Direktur Riset Institute for Development of Economics and Finance (INDEF), Berly Martawardaya menjelaskan, persaingan politik dengan persaingan usaha memiliki kemiripan.
"Banyak kemiripan antara persaingan usaha dan persaingan politik," ujar Berly dalam keterangan tertulis INDEF atas pelaksanaan diskusi publik bertajuk "Ekonomi Politik Persaingan Pilkada 2024", yang dikutip Kantor Berita Politik RMOL pada Jumat (6/9).
Dia memaparkan, jika memakai kerangka analisis ekonomi yang ditetapkan Komisi Pengawas Persaingan Usaha (KPPU), maka persaingan bakal pasangan calon di Pilkada 2024 digambarkan telah melampaui batas kewajaran.

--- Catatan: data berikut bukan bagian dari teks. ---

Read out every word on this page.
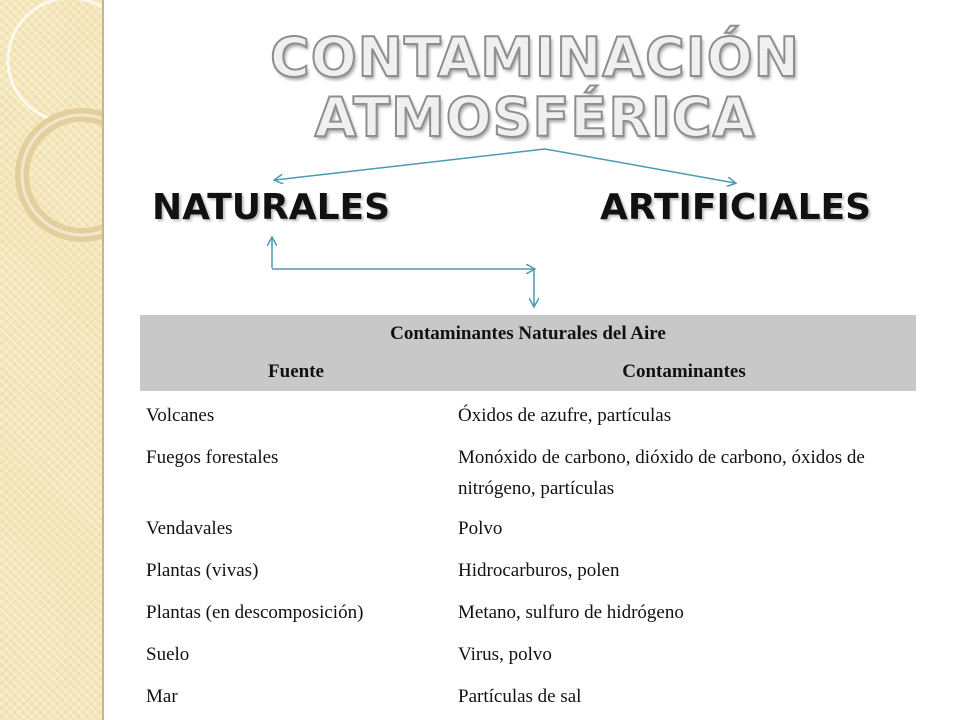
CONTAMINACIÓN
ATMOSFÉRICA
NATURALES	ARTIFICIALES
Contaminantes Naturales del Aire	
Fuente	Contaminantes
Volcanes	Óxidos de azufre, partículas
Fuegos forestales	Monóxido de carbono, dióxido de carbono, óxidos de nitrógeno, partículas
Vendavales	Polvo
Plantas (vivas)	Hidrocarburos, polen
Plantas (en descomposición)	Metano, sulfuro de hidrógeno
Suelo	Virus, polvo
Mar	Partículas de sal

"Bahwa pada pemilihan gubernur (pilgub) Jakarta, Sumatera Utara, dan Sulawesi Selatan, biarpun terdapat dua paslon, tapi satu paslon didukung lebih dari 75 persen," tuturnya.
"Dan pilkadanya (sama saja) memiliki Indeks Persaingan lebih dari 6000. Angka tersebut berarti melebihi 1,5 kali batas yang diterapkan KPPU," tambah Berly.
Lebih lanjut, dosen mata kuliah Ekonomi Politik dan Persaingan Usaha di Univeritas Indonesia (UI) itu meyakini, dampak dari persaingan di Pilkada 2024 yang tidak sehat akan berdampak pada kehidupan masyarakat.
"Dampak dari rendahnya pilihan dan persaingan akan terasa pada pembangunan daerah tersebut selama lima tahun ke depan," demikian Berly.